Stuart's PhD Work

My PhD was concerned with the reuse of museum information, collections databases, curator notes, catalogue entries and so on for computer aided learning. I aimed to acheive this by structuring the musuem information in a rigourous object oriented manner and applying novel hypermedia techniques to them. This would allow people who were not museum experts to work with and extract meaning from this information.

Recent Paper

I recently wrote a paper which describes this work and my conclusions on it, I've made it available here in Abobe Acrobat format. To read this you need the Adobe Acrobat Version 3 reader, which is freely available from http://www.adobe.com/acrobat/ for most common platforms, some versions of Netscape have it built in. (Apologies for the quality of the figures, it's not all Acrobat's fault).

If you have any comments then let me know.

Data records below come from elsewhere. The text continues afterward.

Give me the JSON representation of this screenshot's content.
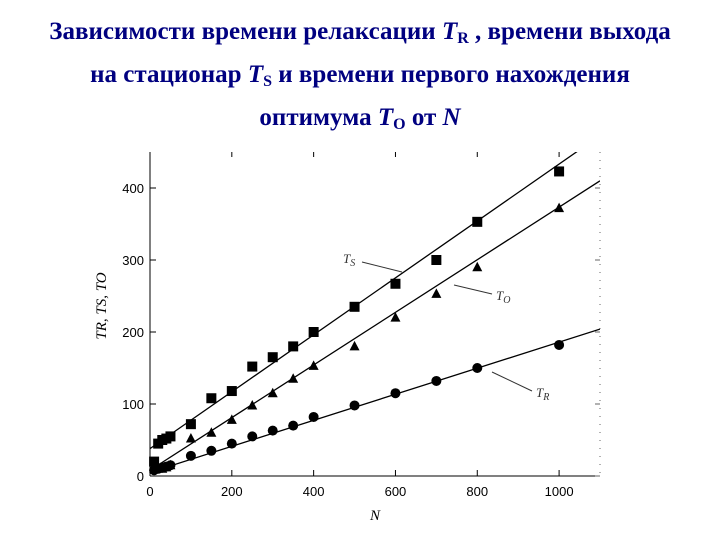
{
  "title": {
    "line1_a": "Зависимости времени релаксации ",
    "line1_sym": "T",
    "line1_sub": "R",
    "line1_b": " , времени выхода",
    "line2_a": "на стационар ",
    "line2_sym": "T",
    "line2_sub": "S",
    "line2_b": " и времени первого нахождения",
    "line3_a": "оптимума ",
    "line3_sym": "T",
    "line3_sub": "O",
    "line3_b": " от ",
    "line3_c": "N"
  },
  "colors": {
    "title": "#000080",
    "marks": "#000000"
  },
  "chart_data": {
    "type": "scatter",
    "xlabel": "N",
    "ylabel": "TR, TS, TO",
    "xlim": [
      0,
      1100
    ],
    "ylim": [
      0,
      450
    ],
    "x_ticks": [
      "0",
      "200",
      "400",
      "600",
      "800",
      "1000"
    ],
    "x_tick_values": [
      0,
      200,
      400,
      600,
      800,
      1000
    ],
    "y_ticks": [
      "0",
      "100",
      "200",
      "300",
      "400"
    ],
    "y_tick_values": [
      0,
      100,
      200,
      300,
      400
    ],
    "grid": false,
    "series": [
      {
        "name": "TS",
        "marker": "square",
        "x": [
          10,
          20,
          30,
          40,
          50,
          100,
          150,
          200,
          250,
          300,
          350,
          400,
          500,
          600,
          700,
          800,
          1000
        ],
        "y": [
          20,
          45,
          50,
          52,
          55,
          72,
          108,
          118,
          152,
          165,
          180,
          200,
          235,
          267,
          300,
          353,
          423
        ],
        "fit": [
          [
            0,
            38
          ],
          [
            1050,
            453
          ]
        ]
      },
      {
        "name": "TO",
        "marker": "triangle",
        "x": [
          10,
          20,
          30,
          40,
          50,
          100,
          150,
          200,
          250,
          300,
          350,
          400,
          500,
          600,
          700,
          800,
          1000
        ],
        "y": [
          10,
          10,
          10,
          12,
          15,
          52,
          60,
          78,
          98,
          115,
          135,
          153,
          180,
          220,
          253,
          290,
          372
        ],
        "fit": [
          [
            0,
            8
          ],
          [
            1100,
            410
          ]
        ]
      },
      {
        "name": "TR",
        "marker": "circle",
        "x": [
          10,
          20,
          30,
          40,
          50,
          100,
          150,
          200,
          250,
          300,
          350,
          400,
          500,
          600,
          700,
          800,
          1000
        ],
        "y": [
          8,
          10,
          12,
          13,
          15,
          28,
          35,
          45,
          55,
          63,
          70,
          82,
          98,
          115,
          132,
          150,
          182
        ],
        "fit": [
          [
            0,
            5
          ],
          [
            1100,
            204
          ]
        ]
      }
    ],
    "annotations": [
      {
        "series": "TS",
        "sym": "T",
        "sub": "S"
      },
      {
        "series": "TO",
        "sym": "T",
        "sub": "O"
      },
      {
        "series": "TR",
        "sym": "T",
        "sub": "R"
      }
    ]
  }
}
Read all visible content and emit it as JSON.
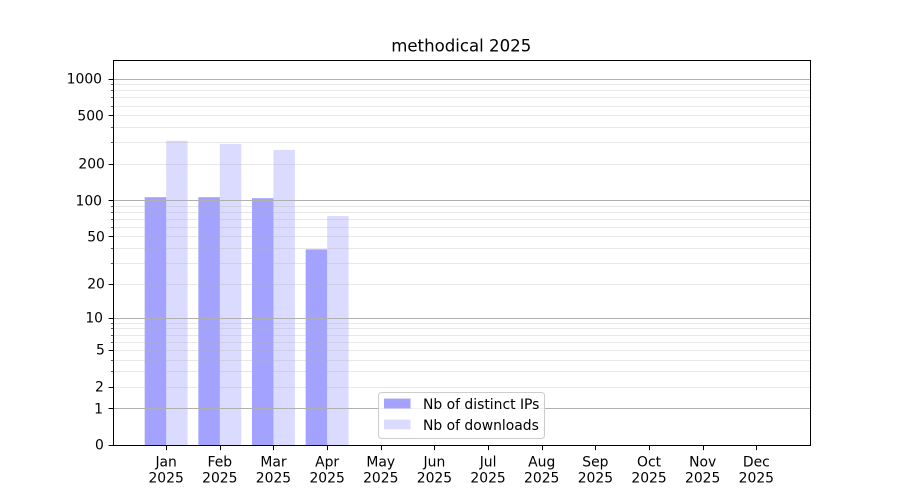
{
  "figure": {
    "background": "#ffffff"
  },
  "chart_data": {
    "type": "bar",
    "title": "methodical 2025",
    "categories": [
      "Jan",
      "Feb",
      "Mar",
      "Apr",
      "May",
      "Jun",
      "Jul",
      "Aug",
      "Sep",
      "Oct",
      "Nov",
      "Dec"
    ],
    "category_sublabel": "2025",
    "series": [
      {
        "name": "Nb of distinct IPs",
        "values": [
          106,
          106,
          104,
          39,
          0,
          0,
          0,
          0,
          0,
          0,
          0,
          0
        ],
        "color": "rgba(0,0,255,0.36)"
      },
      {
        "name": "Nb of downloads",
        "values": [
          309,
          291,
          260,
          74,
          0,
          0,
          0,
          0,
          0,
          0,
          0,
          0
        ],
        "color": "rgba(0,0,255,0.14)"
      }
    ],
    "xlabel": "",
    "ylabel": "",
    "yscale": "log10(1+y)",
    "ylim": [
      0,
      1420
    ],
    "yticks_major": [
      0,
      1,
      10,
      100,
      1000
    ],
    "yticks_labeled": [
      0,
      1,
      2,
      5,
      10,
      20,
      50,
      100,
      200,
      500,
      1000
    ],
    "grid": "on",
    "legend_position": "lower center"
  },
  "style": {
    "bar_base_color": "#0000ff",
    "major_grid_color": "#b0b0b0",
    "minor_grid_color": "rgba(176,176,176,0.3)",
    "axis_color": "#000000",
    "text_color": "#000000",
    "legend_border_color": "#cccccc",
    "legend_background": "rgba(255,255,255,0.8)"
  }
}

If you'd like something a little more thorough, here is my PhD abstract:


PhD Abstract

Museums hold many of the most significant objects in the world. They hold extensive in-formation on these objects in various forms, but this resource has so far been inaccessible for educational uses outside museums. As museum materials are being computerised, this information is becoming more accessible for reuse in other areas like computer aided learn-ing (CAL). However the creation of such materials for public use in museum interactives is, in almost all cases ad-hoc. Through the use of a suitably designed data model museum information can be stored in a single highly structured database that can support current uses of the information inside the museum for curation and public interactives and outside the museum by non-museum experts to provide a rich source of material for other users.

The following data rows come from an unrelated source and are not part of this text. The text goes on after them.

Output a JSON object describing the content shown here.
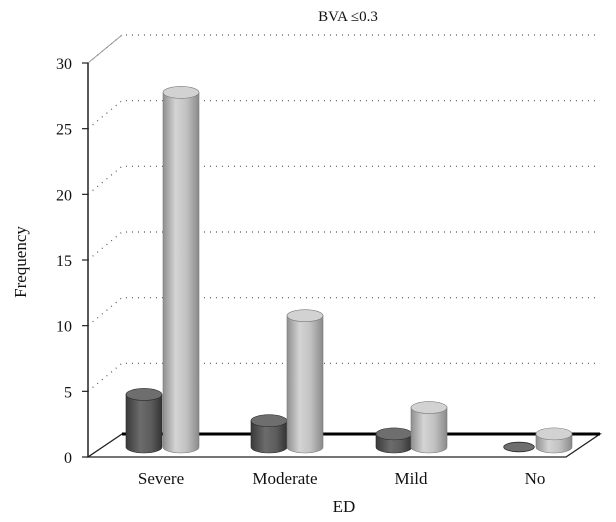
{
  "chart_data": {
    "type": "bar",
    "title": "BVA ≤0.3",
    "xlabel": "ED",
    "ylabel": "Frequency",
    "ylim": [
      0,
      30
    ],
    "yticks": [
      0,
      5,
      10,
      15,
      20,
      25,
      30
    ],
    "grid": true,
    "style": "3d-cylinder",
    "categories": [
      "Severe",
      "Moderate",
      "Mild",
      "No"
    ],
    "series": [
      {
        "values": [
          4,
          2,
          1,
          0
        ],
        "color": "#5a5a5a"
      },
      {
        "values": [
          27,
          10,
          3,
          1
        ],
        "color": "#b5b5b5"
      }
    ]
  }
}
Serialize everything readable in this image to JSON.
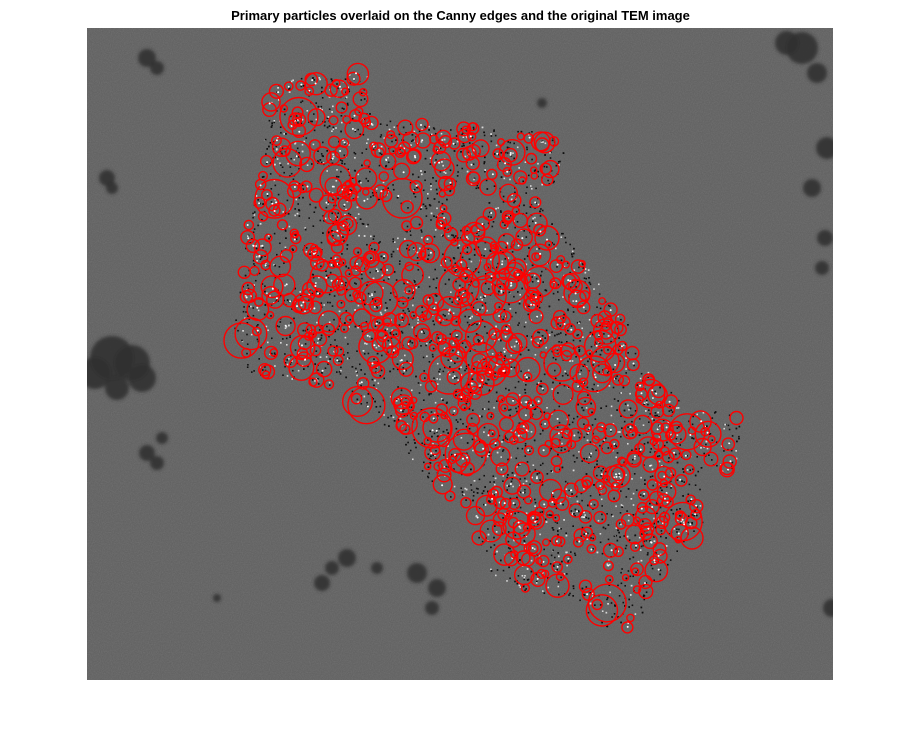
{
  "figure": {
    "title": "Primary particles overlaid on the Canny edges and the original TEM image"
  },
  "colors": {
    "figure_background": "#ffffff",
    "tem_background": "#5f5f5f",
    "edge_pixels": "#0f0f0f",
    "particle_circles": "#ff0000",
    "particle_highlight": "#ffffff",
    "secondary_aggregates": "#303030"
  }
}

This thesis presents a methodology for the structuring and encoding of all types of museum information to create such a data model. This model can support all museum uses of the information, as specified by documentation standards and the retrieval and reorganisation of this material by CAL authors. The material is structured so that it can be accessed in different ways by different user types for different purposes. Museum information is stored as distinct units called entity-objects (EOs), which capture all information relating to an object, person, place or company. These EOs are then linked together for context independent purposes, to reflect connections between museum objects and people, places and so forth. This data model uses novel hypermedia modelling techniques to create varied abstractions of the museum material for different users. Additionally it addresses the need to store record based material (the basis of most object descriptions), free text and media clips in a consistent manner. EOs are context independant. Relevant parts of them are abstracted for a specific use by wrappers. Wrappers are linked together to create structures specific to the context for which a wrapper was created. These structures aid the organisation and retrieval of objects and create a varied range of abstractions to help support reuse.

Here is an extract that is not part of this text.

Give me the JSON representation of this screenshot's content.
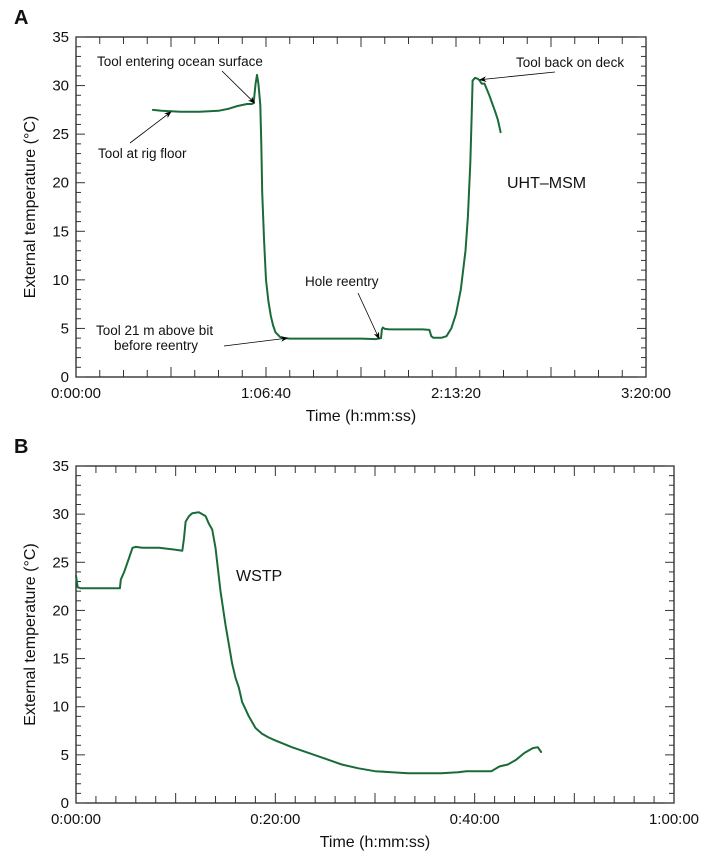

A truly reusable database of museum materials must facilitate the creation of both museum interactives and CAL systems for more than one age range. EOs and wrappers have layers, these allow different representations of each piece of information they contain to be stored. This allows a variety of users to see a view of the material in the database which in terms of language and complexity is suited to their needs. This aids the use of the material with users who are unfamiliar with the technical nature of museum documentation and specific difficulties encountered with museum materials (for example the need to store vague dates). To complete the layering of the model, links between entity-objects are also layered, users of different skill levels will see different links from a wrapper or entity-object and so will see structures of varying complexity, depending on their needs.